There are some problems associated with \(I_{B}\). For example, what is its selection response when no data are available for estimating \({\mathbf{P}}\) and \({\mathbf{C}}\)? \(I_{B}\) is a better selection index than the LPSI only if the correlation between \(I_{B}\) and the net genetic merit is higher than that between the LPSI and the net genetic merit (Hazel 1943). But if estimations of \({\mathbf{P}}\) and \({\mathbf{C}}\) are not available, how can we obtain the correlation between the base index and the net genetic merit? Williams (1962a) pointed out that the correlation between \(I_{B}\) and \(H\) can be written as \(\rho_{B} = \sqrt {\frac{{{\mathbf{w^{\prime}Cw}}}}{{{\mathbf{w^{\prime}Pw}}}}}\) and indicated that the ratio \(\rho_{B} /\rho\) (\(\rho\) is the correlation between the LPSI and \(H\); see Eqs. 3 and 4b) can be used to compare LPSI efficiency vs. \(I_{B}\) efficiency; however, in the latter case, we at least need to know the estimates of \({\mathbf{P}}\) and \({\mathbf{C}}\), i.e., \({\hat{\mathbf{P}}}\) and \({\hat{\mathbf{C}}}\). For this reason, we think that breeders should use the LPSI when the population size is sufficiently large.
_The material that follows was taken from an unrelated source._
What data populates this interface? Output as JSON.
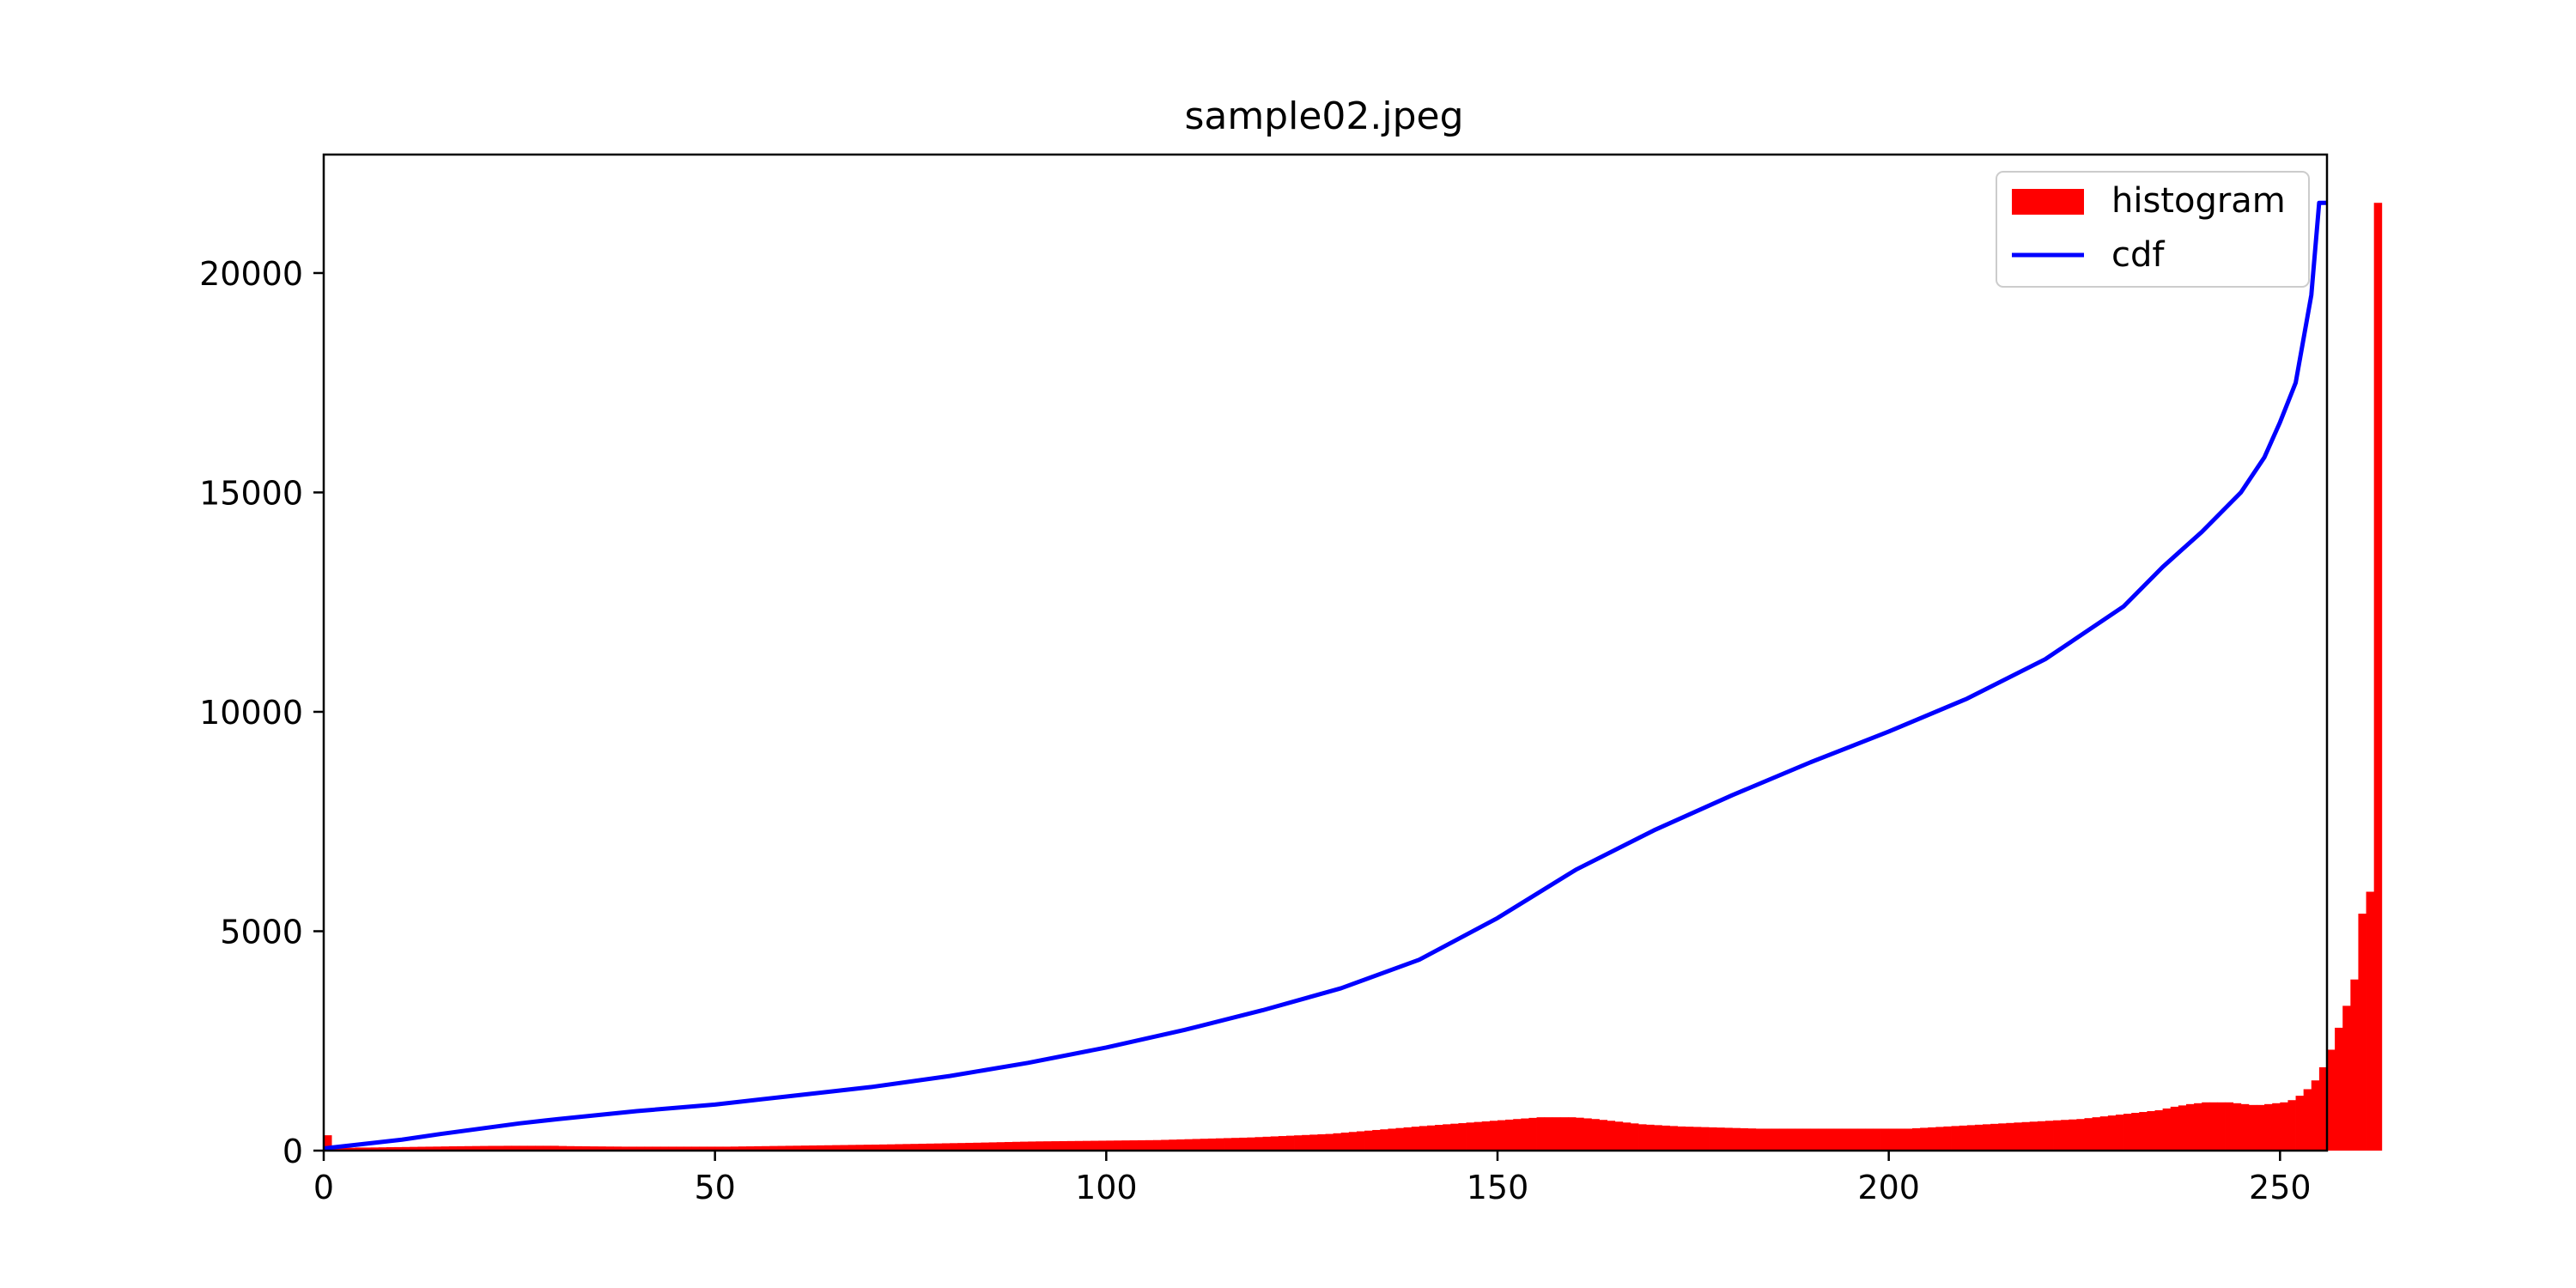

An index similar to the CLPSI described in this work is the desired gains linear phenotypic selection index (Pesek and Baker 1969). The most important aspect of this last index is that it does not require economic weights. The main problem of this index is that it does not maximize the correlation between \(I\) and \(H\) (\(\rho\)) nor the selection response because the covariance between \(I\) and \(H\) (\(Cov(H,I) = {\mathbf{w^{\prime}Cb}}\)) is not defined, given that \({\mathbf{w^{\prime}Cb}}\) requires the economic weight vector \({\mathbf{w^{\prime}}}\) and that index does not use economic weights (Itoh and Yamada 1986, 1988). Another problem with this index is that it is not associated with \(H\); then, it is not a predictor of \(H\) and the \(\rho\) and the selection response could not be maximum. For this reason, we think that breeders should use the CLPSI described in this work when making selection.

Conclusions

We described a method to obtain the expectation and variance of the estimator of the maximized selection response for unconstrained and constrained linear phenotypic selection indices. The estimator of the maximized selection response was the square root of the variance of the estimated LSI values multiplied by the selection intensity. The expectation and variance allow the breeder to construct confidence intervals and determine the appropriate sample size to complete the analysis of a selection process. We validated the theoretical results in the phenotypic selection context using real and simulated datasets. We concluded that our results are valid for any LSI with normal distribution and that the method described in this work is useful for finding the expectation and variance of the estimator of any LSI response in the phenotypic or genomic selection context.